You have now reached the point where you have to continue alone. Remember that the pylon SDK is an SDK for communicating with cameras; it is not an image processing tool. It is your job to set up your favourite vision development toolchain. Visiting the imaginghub may be a good next step. There you can find for instance sample projects and tutorials on how to make pylon and OpenCV work together.

 
Dart BCON for LVDS pylon 5
What pylon sees when it looks in the mirror.

Tight on disk space

Trying to install OpenCV on the kit by building it myself took me quite far but it failed when the system ran out of disk space. Ubuntu’s file manager showed that 97% of the 3.4 GB disk had been used. 3.4 GB? The SD card included in the kit is a 16 GB type, meaning that plenty of space should still be available. Running the disk partition tool ‘gparted’ on another machine allowed me to add almost 12 GB to the SD card's main partition.

Conclusion

The Basler Dart BCON for LVDS Development Kit is a carefully designed kit intended for embedded vision developers.
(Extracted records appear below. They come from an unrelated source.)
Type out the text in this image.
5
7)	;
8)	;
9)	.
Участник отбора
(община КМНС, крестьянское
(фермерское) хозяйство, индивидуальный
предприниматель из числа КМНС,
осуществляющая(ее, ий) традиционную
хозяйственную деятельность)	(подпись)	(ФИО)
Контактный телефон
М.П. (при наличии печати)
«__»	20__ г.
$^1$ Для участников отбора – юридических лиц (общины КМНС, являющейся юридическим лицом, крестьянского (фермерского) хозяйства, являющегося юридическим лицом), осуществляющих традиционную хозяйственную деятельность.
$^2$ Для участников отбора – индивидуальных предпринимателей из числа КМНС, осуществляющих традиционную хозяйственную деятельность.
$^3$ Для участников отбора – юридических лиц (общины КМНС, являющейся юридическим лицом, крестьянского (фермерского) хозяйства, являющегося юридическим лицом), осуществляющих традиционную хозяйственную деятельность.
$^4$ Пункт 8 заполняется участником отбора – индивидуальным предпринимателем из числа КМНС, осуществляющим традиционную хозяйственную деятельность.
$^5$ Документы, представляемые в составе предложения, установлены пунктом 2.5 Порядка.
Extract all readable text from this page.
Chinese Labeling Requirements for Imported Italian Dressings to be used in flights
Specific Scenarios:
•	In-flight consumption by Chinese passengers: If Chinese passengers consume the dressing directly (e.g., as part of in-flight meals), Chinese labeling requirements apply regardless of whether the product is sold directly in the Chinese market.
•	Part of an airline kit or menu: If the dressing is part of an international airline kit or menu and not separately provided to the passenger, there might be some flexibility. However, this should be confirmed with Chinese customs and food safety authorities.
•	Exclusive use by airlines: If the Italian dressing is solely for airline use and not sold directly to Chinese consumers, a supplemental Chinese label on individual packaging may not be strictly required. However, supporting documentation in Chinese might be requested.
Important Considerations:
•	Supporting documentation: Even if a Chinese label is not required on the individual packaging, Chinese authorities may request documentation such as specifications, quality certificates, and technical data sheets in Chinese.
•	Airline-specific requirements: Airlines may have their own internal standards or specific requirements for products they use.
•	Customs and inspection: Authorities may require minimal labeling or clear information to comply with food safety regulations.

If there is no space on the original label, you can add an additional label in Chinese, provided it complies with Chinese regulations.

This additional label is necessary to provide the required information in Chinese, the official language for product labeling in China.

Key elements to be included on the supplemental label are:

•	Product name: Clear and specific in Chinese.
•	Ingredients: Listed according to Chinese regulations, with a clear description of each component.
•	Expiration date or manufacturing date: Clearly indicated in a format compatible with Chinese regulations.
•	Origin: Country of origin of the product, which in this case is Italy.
The objective of the kit is not to provide image processing tools, but to provide an embeddable vision platform that works (almost) right out of the box.
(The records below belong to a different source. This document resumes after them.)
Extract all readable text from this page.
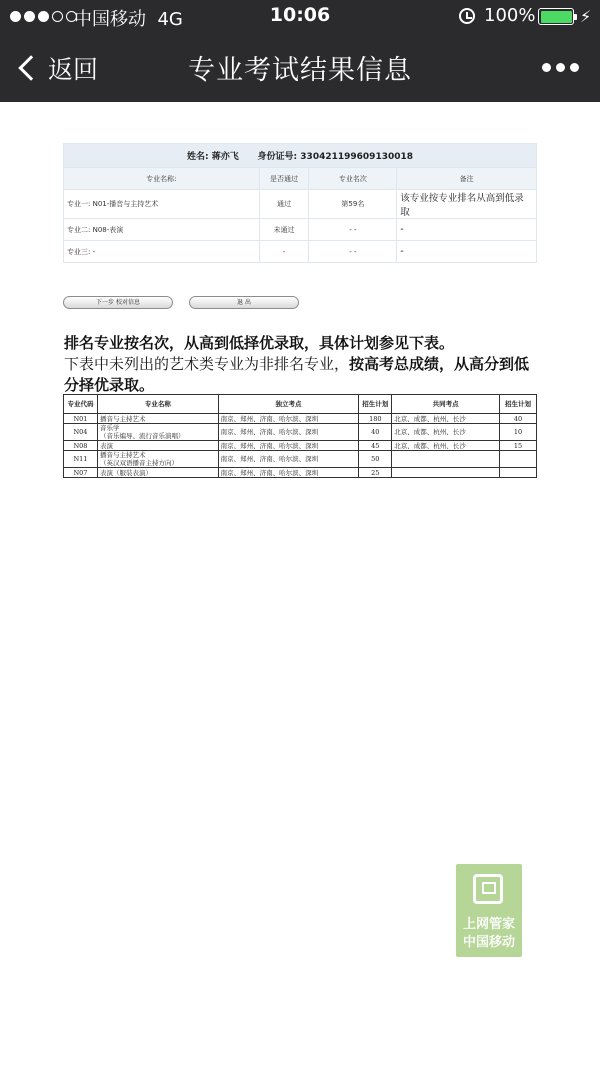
中国移动 4G	10:06	100%	⚡
返回	专业考试结果信息
姓名: 蒋亦飞 身份证号: 330421199609130018			
专业名称:	是否通过	专业名次	备注
专业一: N01-播音与主持艺术	通过	第59名	该专业按专业排名从高到低录取
专业二: N08-表演	未通过	- -	-
专业三: -	-	- -	-
下一步 校对信息	退 出
排名专业按名次，从高到低择优录取，具体计划参见下表。
下表中未列出的艺术类专业为非排名专业，按高考总成绩，从高分到低分择优录取。
专业代码	专业名称	独立考点	招生计划	共同考点	招生计划
N01	播音与主持艺术	南京、郑州、济南、哈尔滨、深圳	180	北京、成都、杭州、长沙	40
N04	音乐学
（音乐编导、流行音乐演唱）	南京、郑州、济南、哈尔滨、深圳	40	北京、成都、杭州、长沙	10
N08	表演	南京、郑州、济南、哈尔滨、深圳	45	北京、成都、杭州、长沙	15
N11	播音与主持艺术
（英汉双语播音主持方向）	南京、郑州、济南、哈尔滨、深圳	50		
N07	表演（服装表演）	南京、郑州、济南、哈尔滨、深圳	25		
上网管家
中国移动
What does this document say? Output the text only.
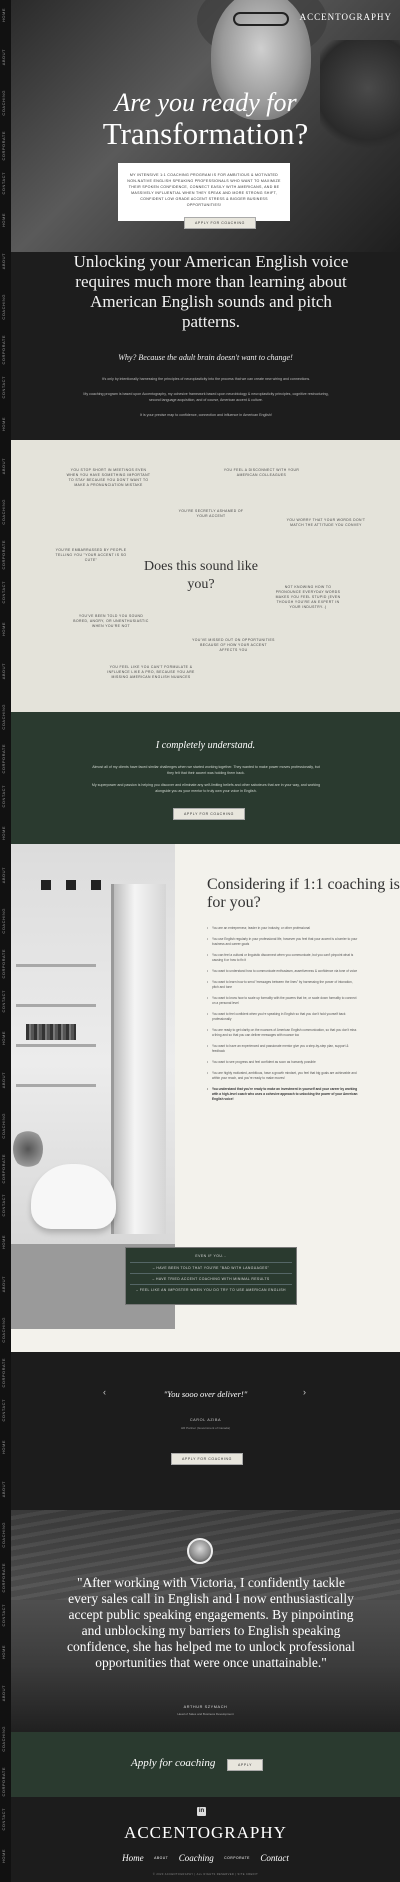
HOME
ABOUT
COACHING
CORPORATE
CONTACT
HOME
ABOUT
COACHING
CORPORATE
CONTACT
HOME
ABOUT
COACHING
CORPORATE
CONTACT
HOME
ABOUT
COACHING
CORPORATE
CONTACT
HOME
ABOUT
COACHING
CORPORATE
CONTACT
HOME
ABOUT
COACHING
CORPORATE
CONTACT
HOME
ABOUT
COACHING
CORPORATE
CONTACT
HOME
ABOUT
COACHING
CORPORATE
CONTACT
HOME
ABOUT
COACHING
CORPORATE
CONTACT
HOME
ACCENTOGRAPHY
Are you ready for
Transformation?
MY INTENSIVE 1:1 COACHING PROGRAM IS FOR AMBITIOUS & MOTIVATED NON-NATIVE ENGLISH SPEAKING PROFESSIONALS WHO WANT TO MAXIMIZE THEIR SPOKEN CONFIDENCE, CONNECT EASILY WITH AMERICANS, AND BE MASSIVELY INFLUENTIAL WHEN THEY SPEAK AND MORE STRONG SHIFT, CONFIDENT LOW GRADE ACCENT STRESS & BIGGER BUSINESS OPPORTUNITIES!
APPLY FOR COACHING
Unlocking your American English voice requires much more than learning about American English sounds and pitch patterns.
Why? Because the adult brain doesn't want to change!

It's only by intentionally harnessing the principles of neuroplasticity into the process that we can create new wiring and connections.

My coaching program is based upon Accentography, my cohesive framework based upon neurobiology & neuroplasticity principles, cognitive restructuring, second language acquisition, and of course, American accent & culture.

It is your precise map to confidence, connection and influence in American English!

YOU STOP SHORT IN MEETINGS EVEN WHEN YOU HAVE SOMETHING IMPORTANT TO STAY BECAUSE YOU DON'T WANT TO MAKE A PRONUNCIATION MISTAKE
YOU FEEL A DISCONNECT WITH YOUR AMERICAN COLLEAGUES
YOU'RE SECRETLY ASHAMED OF YOUR ACCENT
YOU WORRY THAT YOUR WORDS DON'T MATCH THE ATTITUDE YOU CONVEY
YOU'RE EMBARRASSED BY PEOPLE TELLING YOU "YOUR ACCENT IS SO CUTE"
NOT KNOWING HOW TO PRONOUNCE EVERYDAY WORDS MAKES YOU FEEL STUPID (EVEN THOUGH YOU'RE AN EXPERT IN YOUR INDUSTRY..)
YOU'VE BEEN TOLD YOU SOUND BORED, ANGRY, OR UNENTHUSIASTIC WHEN YOU'RE NOT
YOU'VE MISSED OUT ON OPPORTUNITIES BECAUSE OF HOW YOUR ACCENT AFFECTS YOU
YOU FEEL LIKE YOU CAN'T FORMULATE & INFLUENCE LIKE A PRO, BECAUSE YOU ARE MISSING AMERICAN ENGLISH NUANCES
Does this sound like you?
I completely understand.

Almost all of my clients have faced similar challenges when we started working together. They wanted to make power moves professionally, but they felt that their accent was holding them back.

My superpower and passion is helping you discover and eliminate any self-limiting beliefs and other saboteurs that are in your way, and working alongside you as your mentor to truly own your voice in English.

APPLY FOR COACHING
Considering if 1:1 coaching is for you?
• You are an entrepreneur, leader in your industry, or other professional
• You use English regularly in your professional life, however you feel that your accent is a barrier to your business and career goals
• You can feel a cultural or linguistic disconnect when you communicate, but you can't pinpoint what is causing it or how to fix it
• You want to understand how to communicate enthusiasm, assertiveness & confidence via tone of voice
• You want to learn how to send "messages between the lines" by harnessing the power of intonation, pitch and tone
• You want to know how to scale up formality with the powers that be, or scale down formality to connect on a personal level
• You want to feel confident when you're speaking in English so that you don't hold yourself back professionally
• You are ready to get clarity on the nuances of American English communication, so that you don't miss a thing and so that you can deliver messages with nuance too
• You want to have an experienced and passionate mentor give you a step-by-step plan, support & feedback
• You want to see progress and feel confident as soon as humanly possible
• You are highly motivated, ambitious, have a growth mindset, you feel that big goals are achievable and within your reach, and you're ready to make moves!
• You understand that you're ready to make an investment in yourself and your career by working with a high-level coach who uses a cohesive approach to unlocking the power of your American English voice!
EVEN IF YOU...
– HAVE BEEN TOLD THAT YOU'RE "BAD WITH LANGUAGES"
– HAVE TRIED ACCENT COACHING WITH MINIMAL RESULTS
– FEEL LIKE AN IMPOSTER WHEN YOU DO TRY TO USE AMERICAN ENGLISH
‹	›
"You sooo over deliver!"
CAROL AZIBA
HR Partner (Government of Canada)
APPLY FOR COACHING
"After working with Victoria, I confidently tackle every sales call in English and I now enthusiastically accept public speaking engagements. By pinpointing and unblocking my barriers to English speaking confidence, she has helped me to unlock professional opportunities that were once unattainable."
ARTHUR SZYMACH
Head of Sales and Business Development
Apply for coaching	APPLY
in
ACCENTOGRAPHY
Home	ABOUT Coaching	CORPORATE Contact
© 2023 ACCENTOGRAPHY | ALL RIGHTS RESERVED | SITE CREDIT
The kit is ready to use in about five minutes thanks to a flawless Quick Install Guide. No errors or difficulties of any kind were encountered during its evaluation when following the instructions provided by the manufacturer. Image capture worked right away, and all sample code built without warnings & errors; tested samples worked fine too.

 
Dart BCON for LVDS captured image
This image was captured by the Dart BCON for LVDS development kit.
The object reflects the bright green LED mounted on the processor board.

The only (minor) issues that came up during testing were:
  1. A bright green LED close to the camera reflects in nearby objects;
  2. The file system on the SD card leaves about 75% of the total available disk space inaccessible.
I would highly recommend correcting the second issue with a disk partitioning tool like ‘gparted’ before doing anything else.